The Dog on the Denim
The Peanuts Christmas special is one of those things I’ve probably seen fifty times and would watch again tonight without a second thought. Same with the 3D film. And if I spot a Peanuts paperback at a train station newsstand, I buy it immediately—I’ve never once regretted it. There’s something about Charles Schulz’s strip that doesn’t age the way other childhood things do. The summer camp anxieties, the first crush humiliations, the small daily defeats: they were never really children’s stories. They were just life, drawn small and given a beagle.
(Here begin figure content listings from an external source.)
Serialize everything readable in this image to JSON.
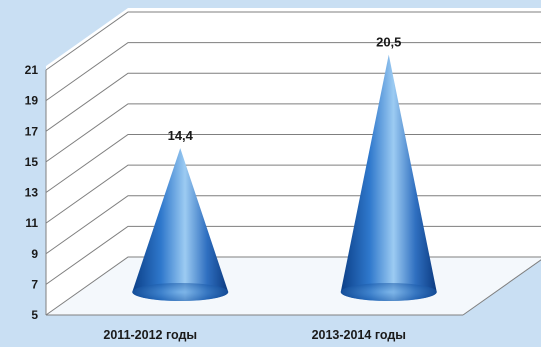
{
  "chart_data": {
    "type": "bar",
    "shape": "cone",
    "categories": [
      "2011-2012 годы",
      "2013-2014 годы"
    ],
    "values": [
      14.4,
      20.5
    ],
    "data_labels": [
      "14,4",
      "20,5"
    ],
    "title": "",
    "xlabel": "",
    "ylabel": "",
    "ylim": [
      5,
      21
    ],
    "yticks": [
      5,
      7,
      9,
      11,
      13,
      15,
      17,
      19,
      21
    ],
    "grid": true,
    "legend": "none",
    "colors": {
      "cone_dark": "#0b3f87",
      "cone_mid": "#2f78cc",
      "cone_light": "#9ccbf2",
      "background": "#c9dff3",
      "wall": "#ffffff",
      "grid": "#7f7f7f"
    }
  }
}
Schulz first published under the title "Li’l Folks" in 1947, signing early strips with his nickname Sparky. Peanuts ran from October 2, 1950 until February 13, 2000—the last Sunday strip. He died the day before it ran, February 12, as if he’d arranged it. He’d also specified that the strip should end with him: no continuation, no new hands. Hergé said the same about Tintin. Some creators understand that a thing becomes something else the moment its author leaves.
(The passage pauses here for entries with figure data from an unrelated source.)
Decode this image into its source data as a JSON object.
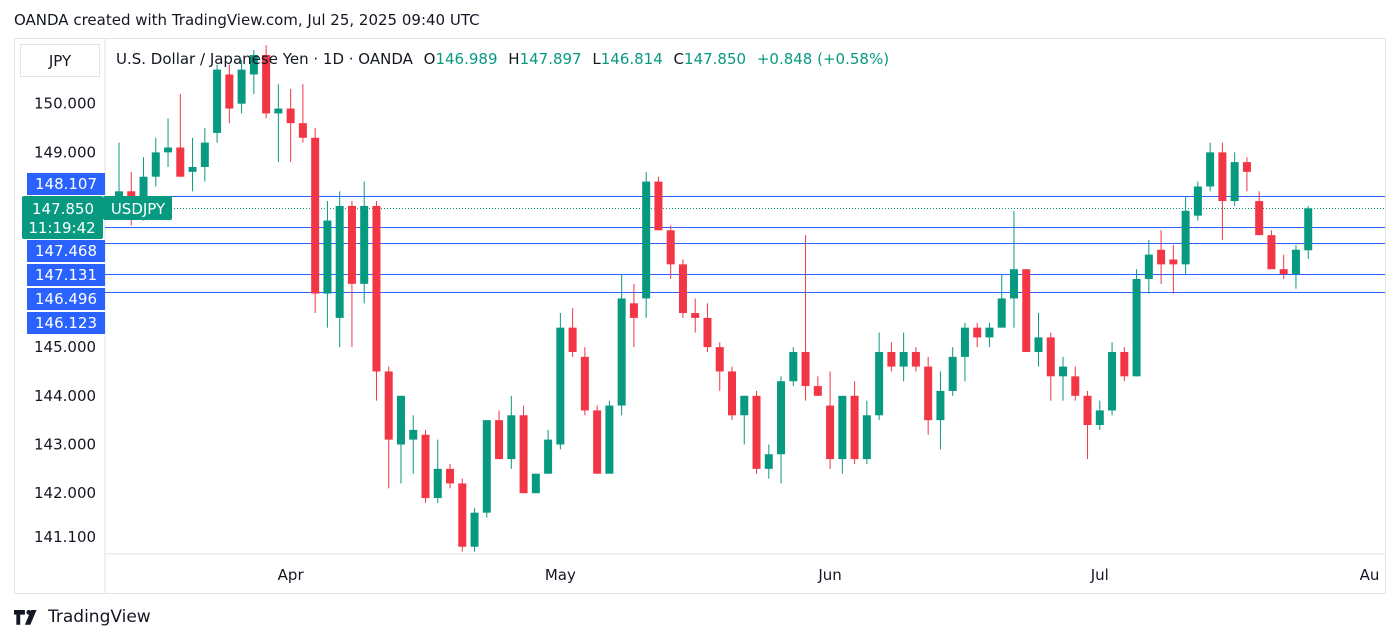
{
  "caption": "OANDA created with TradingView.com, Jul 25, 2025 09:40 UTC",
  "symbol_box": "JPY",
  "legend": {
    "name": "U.S. Dollar / Japanese Yen · 1D · OANDA",
    "o_label": "O",
    "o": "146.989",
    "h_label": "H",
    "h": "147.897",
    "l_label": "L",
    "l": "146.814",
    "c_label": "C",
    "c": "147.850",
    "change": "+0.848 (+0.58%)"
  },
  "price_tag": {
    "label": "USDJPY",
    "price": "147.850",
    "countdown": "11:19:42"
  },
  "brand": "TradingView",
  "colors": {
    "up": "#089981",
    "down": "#f23645",
    "level": "#2962ff",
    "grid": "#e0e3eb"
  },
  "chart_data": {
    "type": "candlestick",
    "title": "U.S. Dollar / Japanese Yen · 1D · OANDA",
    "ylim": [
      140.8,
      151.1
    ],
    "y_ticks": [
      "150.000",
      "149.000",
      "145.000",
      "144.000",
      "143.000",
      "142.000",
      "141.100"
    ],
    "x_ticks": [
      {
        "label": "Apr",
        "index": 14
      },
      {
        "label": "May",
        "index": 36
      },
      {
        "label": "Jun",
        "index": 58
      },
      {
        "label": "Jul",
        "index": 80
      },
      {
        "label": "Au",
        "index": 102
      }
    ],
    "horizontal_levels": [
      {
        "label": "148.107",
        "value": 148.107
      },
      {
        "label": "147.468",
        "value": 147.468
      },
      {
        "label": "147.131",
        "value": 147.131
      },
      {
        "label": "146.496",
        "value": 146.496
      },
      {
        "label": "146.123",
        "value": 146.123
      }
    ],
    "last_price": 147.85,
    "candles": [
      {
        "o": 148.1,
        "h": 149.2,
        "l": 147.8,
        "c": 148.2
      },
      {
        "o": 148.2,
        "h": 148.6,
        "l": 147.5,
        "c": 148.0
      },
      {
        "o": 148.0,
        "h": 148.9,
        "l": 147.6,
        "c": 148.5
      },
      {
        "o": 148.5,
        "h": 149.3,
        "l": 148.3,
        "c": 149.0
      },
      {
        "o": 149.0,
        "h": 149.7,
        "l": 148.7,
        "c": 149.1
      },
      {
        "o": 149.1,
        "h": 150.2,
        "l": 148.5,
        "c": 148.5
      },
      {
        "o": 148.6,
        "h": 149.3,
        "l": 148.2,
        "c": 148.7
      },
      {
        "o": 148.7,
        "h": 149.5,
        "l": 148.4,
        "c": 149.2
      },
      {
        "o": 149.4,
        "h": 150.8,
        "l": 149.2,
        "c": 150.7
      },
      {
        "o": 150.6,
        "h": 150.8,
        "l": 149.6,
        "c": 149.9
      },
      {
        "o": 150.0,
        "h": 150.9,
        "l": 149.8,
        "c": 150.7
      },
      {
        "o": 150.6,
        "h": 151.1,
        "l": 150.2,
        "c": 151.0
      },
      {
        "o": 151.0,
        "h": 151.2,
        "l": 149.7,
        "c": 149.8
      },
      {
        "o": 149.8,
        "h": 150.4,
        "l": 148.8,
        "c": 149.9
      },
      {
        "o": 149.9,
        "h": 150.3,
        "l": 148.8,
        "c": 149.6
      },
      {
        "o": 149.6,
        "h": 150.4,
        "l": 149.2,
        "c": 149.3
      },
      {
        "o": 149.3,
        "h": 149.5,
        "l": 145.7,
        "c": 146.1
      },
      {
        "o": 146.1,
        "h": 148.0,
        "l": 145.4,
        "c": 147.6
      },
      {
        "o": 145.6,
        "h": 148.2,
        "l": 145.0,
        "c": 147.9
      },
      {
        "o": 147.9,
        "h": 148.0,
        "l": 145.0,
        "c": 146.3
      },
      {
        "o": 146.3,
        "h": 148.4,
        "l": 145.9,
        "c": 147.9
      },
      {
        "o": 147.9,
        "h": 148.0,
        "l": 143.9,
        "c": 144.5
      },
      {
        "o": 144.5,
        "h": 144.6,
        "l": 142.1,
        "c": 143.1
      },
      {
        "o": 143.0,
        "h": 144.0,
        "l": 142.2,
        "c": 144.0
      },
      {
        "o": 143.1,
        "h": 143.6,
        "l": 142.4,
        "c": 143.3
      },
      {
        "o": 143.2,
        "h": 143.3,
        "l": 141.8,
        "c": 141.9
      },
      {
        "o": 141.9,
        "h": 143.1,
        "l": 141.8,
        "c": 142.5
      },
      {
        "o": 142.5,
        "h": 142.6,
        "l": 142.1,
        "c": 142.2
      },
      {
        "o": 142.2,
        "h": 142.3,
        "l": 140.8,
        "c": 140.9
      },
      {
        "o": 140.9,
        "h": 141.7,
        "l": 140.8,
        "c": 141.6
      },
      {
        "o": 141.6,
        "h": 143.5,
        "l": 141.5,
        "c": 143.5
      },
      {
        "o": 143.5,
        "h": 143.7,
        "l": 142.8,
        "c": 142.7
      },
      {
        "o": 142.7,
        "h": 144.0,
        "l": 142.5,
        "c": 143.6
      },
      {
        "o": 143.6,
        "h": 143.8,
        "l": 142.0,
        "c": 142.0
      },
      {
        "o": 142.0,
        "h": 142.4,
        "l": 142.0,
        "c": 142.4
      },
      {
        "o": 142.4,
        "h": 143.3,
        "l": 142.4,
        "c": 143.1
      },
      {
        "o": 143.0,
        "h": 145.7,
        "l": 142.9,
        "c": 145.4
      },
      {
        "o": 145.4,
        "h": 145.8,
        "l": 144.8,
        "c": 144.9
      },
      {
        "o": 144.8,
        "h": 145.0,
        "l": 143.6,
        "c": 143.7
      },
      {
        "o": 143.7,
        "h": 143.8,
        "l": 142.4,
        "c": 142.4
      },
      {
        "o": 142.4,
        "h": 143.9,
        "l": 142.5,
        "c": 143.8
      },
      {
        "o": 143.8,
        "h": 146.5,
        "l": 143.6,
        "c": 146.0
      },
      {
        "o": 145.9,
        "h": 146.3,
        "l": 145.0,
        "c": 145.6
      },
      {
        "o": 146.0,
        "h": 148.6,
        "l": 145.6,
        "c": 148.4
      },
      {
        "o": 148.4,
        "h": 148.5,
        "l": 147.4,
        "c": 147.4
      },
      {
        "o": 147.4,
        "h": 147.5,
        "l": 146.4,
        "c": 146.7
      },
      {
        "o": 146.7,
        "h": 146.8,
        "l": 145.6,
        "c": 145.7
      },
      {
        "o": 145.7,
        "h": 146.0,
        "l": 145.3,
        "c": 145.6
      },
      {
        "o": 145.6,
        "h": 145.9,
        "l": 144.9,
        "c": 145.0
      },
      {
        "o": 145.0,
        "h": 145.1,
        "l": 144.1,
        "c": 144.5
      },
      {
        "o": 144.5,
        "h": 144.6,
        "l": 143.5,
        "c": 143.6
      },
      {
        "o": 143.6,
        "h": 144.0,
        "l": 143.0,
        "c": 144.0
      },
      {
        "o": 144.0,
        "h": 144.1,
        "l": 142.4,
        "c": 142.5
      },
      {
        "o": 142.5,
        "h": 143.0,
        "l": 142.3,
        "c": 142.8
      },
      {
        "o": 142.8,
        "h": 144.4,
        "l": 142.2,
        "c": 144.3
      },
      {
        "o": 144.3,
        "h": 145.0,
        "l": 144.2,
        "c": 144.9
      },
      {
        "o": 144.9,
        "h": 147.3,
        "l": 143.9,
        "c": 144.2
      },
      {
        "o": 144.2,
        "h": 144.4,
        "l": 144.0,
        "c": 144.0
      },
      {
        "o": 143.8,
        "h": 144.5,
        "l": 142.5,
        "c": 142.7
      },
      {
        "o": 142.7,
        "h": 144.0,
        "l": 142.4,
        "c": 144.0
      },
      {
        "o": 144.0,
        "h": 144.3,
        "l": 142.6,
        "c": 142.7
      },
      {
        "o": 142.7,
        "h": 143.9,
        "l": 142.6,
        "c": 143.6
      },
      {
        "o": 143.6,
        "h": 145.3,
        "l": 143.5,
        "c": 144.9
      },
      {
        "o": 144.9,
        "h": 145.1,
        "l": 144.5,
        "c": 144.6
      },
      {
        "o": 144.6,
        "h": 145.3,
        "l": 144.3,
        "c": 144.9
      },
      {
        "o": 144.9,
        "h": 145.0,
        "l": 144.5,
        "c": 144.6
      },
      {
        "o": 144.6,
        "h": 144.8,
        "l": 143.2,
        "c": 143.5
      },
      {
        "o": 143.5,
        "h": 144.5,
        "l": 142.9,
        "c": 144.1
      },
      {
        "o": 144.1,
        "h": 145.0,
        "l": 144.0,
        "c": 144.8
      },
      {
        "o": 144.8,
        "h": 145.5,
        "l": 144.3,
        "c": 145.4
      },
      {
        "o": 145.4,
        "h": 145.5,
        "l": 145.0,
        "c": 145.2
      },
      {
        "o": 145.2,
        "h": 145.5,
        "l": 145.0,
        "c": 145.4
      },
      {
        "o": 145.4,
        "h": 146.5,
        "l": 145.4,
        "c": 146.0
      },
      {
        "o": 146.0,
        "h": 147.8,
        "l": 145.4,
        "c": 146.6
      },
      {
        "o": 146.6,
        "h": 146.6,
        "l": 144.9,
        "c": 144.9
      },
      {
        "o": 144.9,
        "h": 145.7,
        "l": 144.6,
        "c": 145.2
      },
      {
        "o": 145.2,
        "h": 145.3,
        "l": 143.9,
        "c": 144.4
      },
      {
        "o": 144.4,
        "h": 144.8,
        "l": 143.9,
        "c": 144.6
      },
      {
        "o": 144.4,
        "h": 144.6,
        "l": 143.9,
        "c": 144.0
      },
      {
        "o": 144.0,
        "h": 144.1,
        "l": 142.7,
        "c": 143.4
      },
      {
        "o": 143.4,
        "h": 143.9,
        "l": 143.3,
        "c": 143.7
      },
      {
        "o": 143.7,
        "h": 145.1,
        "l": 143.6,
        "c": 144.9
      },
      {
        "o": 144.9,
        "h": 145.0,
        "l": 144.3,
        "c": 144.4
      },
      {
        "o": 144.4,
        "h": 146.6,
        "l": 144.4,
        "c": 146.4
      },
      {
        "o": 146.4,
        "h": 147.2,
        "l": 146.1,
        "c": 146.9
      },
      {
        "o": 147.0,
        "h": 147.4,
        "l": 146.3,
        "c": 146.7
      },
      {
        "o": 146.8,
        "h": 147.1,
        "l": 146.1,
        "c": 146.7
      },
      {
        "o": 146.7,
        "h": 148.1,
        "l": 146.5,
        "c": 147.8
      },
      {
        "o": 147.7,
        "h": 148.4,
        "l": 147.6,
        "c": 148.3
      },
      {
        "o": 148.3,
        "h": 149.2,
        "l": 148.2,
        "c": 149.0
      },
      {
        "o": 149.0,
        "h": 149.2,
        "l": 147.2,
        "c": 148.0
      },
      {
        "o": 148.0,
        "h": 149.0,
        "l": 147.9,
        "c": 148.8
      },
      {
        "o": 148.8,
        "h": 148.9,
        "l": 148.2,
        "c": 148.6
      },
      {
        "o": 148.0,
        "h": 148.2,
        "l": 147.3,
        "c": 147.3
      },
      {
        "o": 147.3,
        "h": 147.4,
        "l": 146.7,
        "c": 146.6
      },
      {
        "o": 146.6,
        "h": 146.9,
        "l": 146.4,
        "c": 146.5
      },
      {
        "o": 146.5,
        "h": 147.1,
        "l": 146.2,
        "c": 147.0
      },
      {
        "o": 146.989,
        "h": 147.897,
        "l": 146.814,
        "c": 147.85
      }
    ]
  }
}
So what we get instead are collaborations, and most of them are cynical—the IP on a phone case, Snoopy’s face on a fast-food cup. The Levi’s x Peanuts collection is better than that. The characters appear on jeans, tees, hoodies, trucker jackets, and accessories with enough restraint that the clothes still feel wearable rather than costumed. There’s a linen tote bag with a Snoopy graphic and the word "Totes" printed across the top, which is exactly the kind of quiet visual joke Schulz himself might have appreciated. These characters were always a little melancholy under the cute. Good denim, too.